In order to create a standard interpretation, every surgeon taking part in the trial received training in uterine tone assessment. Hemodynamic data such as heart rate, systolic and diastolic blood pressure, and oxygen saturation were recorded by the record-keeper at 1, 5 and 10 minutes intervals after the extraction of the baby, and the adverse events such as nausea, PPH, tachysystole, uneasiness in chest/chest pain, any other uterotonic used via any other route and use of blood and blood product transfusions. Postoperatively total of 5 pints of iv fluids (2 pints ringer lactate, 2 pints 0.9% normal saline and 1 pint DNS) were given at 100 mL/hr over 24 hours along with antibiotics and analgesics. The difference between the levels of hemoglobin before and after surgery was used to compute the total blood loss. The preoperative hemoglobin level was measured within 24 hours of posting the patient for LSCS, and the post-operative hemoglobin level was measured 48 hours following the cesarean delivery.
Statistical Analysis
All attributes were summarized descriptively. The summary statistics of N, mean, and standard deviation (SD) were applied to continuous variables. When it came to categorical data, the summaries and analyses employed percentages and numbers, as well as the Chi-square test for association, the t-test for mean comparison, ANOVA, and diagrammatic presentation.
RESULTS
A total of 857 pregnant women underwent cesarean sections during the study period. The first 100 pregnant women who fit the study requirements were included in the study. Informed written consent was obtained and randomized into group I (Carbetocin group) and group II (Oxytocin group). There were no drop-outs after inclusion in the study. Group I and group II were homogeneous with respect to patient characteristics. There was no statistically significant difference across the two groups in the women’s age, parity, obstetric score, or weight (Table 1). This study excluded women in active labor. We included the women in early labor defined as less than 6 cm cervical dilation. In both study groups, the proportion of these women was comparable (p-value 0.335 - not significant). Hemoglobin levels prior to operation and the postoperative hemoglobin levels on day 2 of surgery were measured. The drop in the hemoglobin levels was measured and found to be similar, and although there was a statistically significant difference between the two groups, the difference is not substantial in terms of clinical outcomes (Table 2).

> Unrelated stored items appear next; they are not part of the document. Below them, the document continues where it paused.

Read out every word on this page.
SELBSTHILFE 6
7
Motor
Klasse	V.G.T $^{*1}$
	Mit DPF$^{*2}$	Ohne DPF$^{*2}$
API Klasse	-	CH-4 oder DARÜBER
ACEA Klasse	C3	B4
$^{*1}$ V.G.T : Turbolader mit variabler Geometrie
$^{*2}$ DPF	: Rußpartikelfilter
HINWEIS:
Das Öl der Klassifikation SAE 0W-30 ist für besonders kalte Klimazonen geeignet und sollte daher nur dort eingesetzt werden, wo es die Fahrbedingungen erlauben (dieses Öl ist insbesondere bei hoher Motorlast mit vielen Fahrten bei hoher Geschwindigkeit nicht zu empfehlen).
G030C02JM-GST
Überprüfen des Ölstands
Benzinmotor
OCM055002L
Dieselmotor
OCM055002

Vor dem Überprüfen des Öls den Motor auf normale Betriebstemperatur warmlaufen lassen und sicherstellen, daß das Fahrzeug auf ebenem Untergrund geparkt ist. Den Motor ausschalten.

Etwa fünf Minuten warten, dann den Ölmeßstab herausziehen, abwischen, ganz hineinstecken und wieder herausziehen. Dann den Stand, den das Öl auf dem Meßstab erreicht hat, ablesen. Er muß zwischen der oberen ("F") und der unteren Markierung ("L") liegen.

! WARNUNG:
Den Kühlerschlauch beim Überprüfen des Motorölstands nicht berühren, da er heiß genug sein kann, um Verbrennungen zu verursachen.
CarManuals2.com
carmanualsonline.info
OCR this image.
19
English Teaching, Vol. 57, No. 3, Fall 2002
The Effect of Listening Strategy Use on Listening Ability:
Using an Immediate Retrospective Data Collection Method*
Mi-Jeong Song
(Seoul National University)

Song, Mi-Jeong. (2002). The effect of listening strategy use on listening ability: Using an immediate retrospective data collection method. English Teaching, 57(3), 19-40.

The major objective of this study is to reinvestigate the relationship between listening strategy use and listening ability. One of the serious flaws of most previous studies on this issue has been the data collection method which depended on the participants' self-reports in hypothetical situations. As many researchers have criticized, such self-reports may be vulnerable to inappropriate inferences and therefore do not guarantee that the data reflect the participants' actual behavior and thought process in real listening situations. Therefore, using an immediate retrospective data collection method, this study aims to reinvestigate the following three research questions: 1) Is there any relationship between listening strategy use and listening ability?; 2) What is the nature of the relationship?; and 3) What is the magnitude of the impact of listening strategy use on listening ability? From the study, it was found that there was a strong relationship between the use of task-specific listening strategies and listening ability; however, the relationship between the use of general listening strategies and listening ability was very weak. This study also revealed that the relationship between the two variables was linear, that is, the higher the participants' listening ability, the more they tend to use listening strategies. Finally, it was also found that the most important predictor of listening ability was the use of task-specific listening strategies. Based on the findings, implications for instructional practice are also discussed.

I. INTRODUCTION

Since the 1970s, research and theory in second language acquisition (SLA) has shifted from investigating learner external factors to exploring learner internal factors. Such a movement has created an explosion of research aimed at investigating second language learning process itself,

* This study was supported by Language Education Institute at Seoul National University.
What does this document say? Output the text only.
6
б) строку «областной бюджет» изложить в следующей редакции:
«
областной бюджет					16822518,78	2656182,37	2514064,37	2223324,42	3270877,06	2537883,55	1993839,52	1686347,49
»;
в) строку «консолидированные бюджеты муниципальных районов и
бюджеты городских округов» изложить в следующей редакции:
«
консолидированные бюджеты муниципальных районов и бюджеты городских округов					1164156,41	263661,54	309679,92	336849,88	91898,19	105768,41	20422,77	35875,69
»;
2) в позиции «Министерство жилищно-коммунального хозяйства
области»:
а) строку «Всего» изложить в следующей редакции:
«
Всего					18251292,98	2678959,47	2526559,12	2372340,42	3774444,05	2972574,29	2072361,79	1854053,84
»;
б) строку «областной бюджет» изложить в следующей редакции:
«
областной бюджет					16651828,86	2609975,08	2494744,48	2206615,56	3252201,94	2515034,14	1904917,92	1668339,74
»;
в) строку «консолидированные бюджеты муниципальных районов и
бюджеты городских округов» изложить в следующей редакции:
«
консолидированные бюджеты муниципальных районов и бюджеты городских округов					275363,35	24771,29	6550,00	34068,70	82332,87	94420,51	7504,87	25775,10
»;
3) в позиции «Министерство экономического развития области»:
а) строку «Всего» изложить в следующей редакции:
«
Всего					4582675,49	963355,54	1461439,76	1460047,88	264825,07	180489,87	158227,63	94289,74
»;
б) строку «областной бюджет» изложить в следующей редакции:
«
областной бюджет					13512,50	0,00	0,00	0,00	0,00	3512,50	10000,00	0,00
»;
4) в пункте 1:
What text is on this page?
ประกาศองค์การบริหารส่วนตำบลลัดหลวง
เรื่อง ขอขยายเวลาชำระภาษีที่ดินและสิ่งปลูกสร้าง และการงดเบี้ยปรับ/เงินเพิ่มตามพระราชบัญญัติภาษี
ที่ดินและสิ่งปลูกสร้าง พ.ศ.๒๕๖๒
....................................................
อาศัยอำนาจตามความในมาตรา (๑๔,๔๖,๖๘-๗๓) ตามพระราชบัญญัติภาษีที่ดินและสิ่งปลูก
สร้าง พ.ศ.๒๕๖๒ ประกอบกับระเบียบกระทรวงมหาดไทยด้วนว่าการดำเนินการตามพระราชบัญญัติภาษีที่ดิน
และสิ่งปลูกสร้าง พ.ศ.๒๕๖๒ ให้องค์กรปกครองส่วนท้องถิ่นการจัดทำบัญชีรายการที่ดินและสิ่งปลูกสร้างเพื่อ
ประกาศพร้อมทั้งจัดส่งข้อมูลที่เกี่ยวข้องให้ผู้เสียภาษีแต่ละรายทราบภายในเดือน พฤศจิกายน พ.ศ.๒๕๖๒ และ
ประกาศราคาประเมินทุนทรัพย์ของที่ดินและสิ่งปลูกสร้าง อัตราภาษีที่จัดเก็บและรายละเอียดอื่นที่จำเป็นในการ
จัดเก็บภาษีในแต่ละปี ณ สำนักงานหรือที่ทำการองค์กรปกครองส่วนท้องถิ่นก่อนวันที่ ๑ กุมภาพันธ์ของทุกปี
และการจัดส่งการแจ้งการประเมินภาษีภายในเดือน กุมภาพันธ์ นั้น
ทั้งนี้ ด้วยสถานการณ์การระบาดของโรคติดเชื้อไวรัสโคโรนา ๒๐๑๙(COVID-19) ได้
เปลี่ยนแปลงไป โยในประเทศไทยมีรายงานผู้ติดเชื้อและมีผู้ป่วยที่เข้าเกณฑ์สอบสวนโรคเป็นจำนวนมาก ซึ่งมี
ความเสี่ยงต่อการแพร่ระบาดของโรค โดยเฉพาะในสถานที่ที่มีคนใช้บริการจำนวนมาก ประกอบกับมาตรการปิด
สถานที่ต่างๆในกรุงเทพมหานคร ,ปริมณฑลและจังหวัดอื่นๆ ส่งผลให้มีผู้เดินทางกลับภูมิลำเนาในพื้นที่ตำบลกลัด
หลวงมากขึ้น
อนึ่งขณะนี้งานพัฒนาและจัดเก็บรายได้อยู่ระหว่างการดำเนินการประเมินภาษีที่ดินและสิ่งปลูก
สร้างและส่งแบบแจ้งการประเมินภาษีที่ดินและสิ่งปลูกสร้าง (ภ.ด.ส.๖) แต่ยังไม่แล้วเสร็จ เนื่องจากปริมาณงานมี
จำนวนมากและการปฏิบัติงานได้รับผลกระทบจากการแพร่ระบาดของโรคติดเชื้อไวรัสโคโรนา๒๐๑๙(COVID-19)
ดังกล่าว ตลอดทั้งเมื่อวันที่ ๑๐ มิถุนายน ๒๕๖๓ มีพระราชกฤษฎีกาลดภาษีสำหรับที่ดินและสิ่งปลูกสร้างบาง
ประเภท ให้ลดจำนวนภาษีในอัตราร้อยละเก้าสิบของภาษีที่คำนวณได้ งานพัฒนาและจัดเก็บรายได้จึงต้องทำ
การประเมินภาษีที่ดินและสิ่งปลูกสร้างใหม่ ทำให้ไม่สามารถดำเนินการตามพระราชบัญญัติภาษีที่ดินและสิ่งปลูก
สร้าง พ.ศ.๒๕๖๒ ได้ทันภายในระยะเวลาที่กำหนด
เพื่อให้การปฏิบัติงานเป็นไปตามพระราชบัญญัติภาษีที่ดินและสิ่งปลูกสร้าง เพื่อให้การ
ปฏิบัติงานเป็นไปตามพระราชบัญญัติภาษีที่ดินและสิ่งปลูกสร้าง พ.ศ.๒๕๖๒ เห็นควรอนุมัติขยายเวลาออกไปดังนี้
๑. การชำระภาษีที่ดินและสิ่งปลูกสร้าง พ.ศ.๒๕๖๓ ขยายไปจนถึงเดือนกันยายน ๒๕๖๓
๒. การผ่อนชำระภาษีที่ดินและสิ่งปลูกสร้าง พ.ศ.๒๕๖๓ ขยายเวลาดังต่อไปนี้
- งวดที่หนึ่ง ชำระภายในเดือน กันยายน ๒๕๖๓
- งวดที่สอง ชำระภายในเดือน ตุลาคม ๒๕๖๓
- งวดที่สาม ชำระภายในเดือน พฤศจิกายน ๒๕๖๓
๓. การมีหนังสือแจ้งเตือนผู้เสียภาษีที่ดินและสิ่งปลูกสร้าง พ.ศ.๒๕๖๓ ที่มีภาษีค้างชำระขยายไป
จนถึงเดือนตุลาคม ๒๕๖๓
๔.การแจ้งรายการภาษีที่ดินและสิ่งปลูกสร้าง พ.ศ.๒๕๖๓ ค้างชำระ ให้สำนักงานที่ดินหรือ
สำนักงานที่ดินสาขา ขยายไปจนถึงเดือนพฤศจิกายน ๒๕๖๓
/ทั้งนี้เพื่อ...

The uterine tone was assessed at 1, 3, 5, and 10 minutes in both the groups after administration of the drug on a scale of 1–5. It was found to be similar in the both the groups over the time intervals (p-value > 0.05) (Table 3). The variations in vital parameters heart rate, systolic BP, diastolic BP and SpO2 were recorded at 1, 5, and 10 minutes. No significant variability was noted in both the groups (Table 4). The adverse events following the administration of drugs, such as nausea, PPH, tachysystole, uneasiness in chest/chest pain, were looked out for. One case in group II had nausea. No other cases in both the groups reported any adverse reactions (p-value 0.315) (Table 5). In two cases in group I and four cases in group II, additional uterotonics were delivered. Two cases in group I and one case in group II involved the transfusion of blood and blood components.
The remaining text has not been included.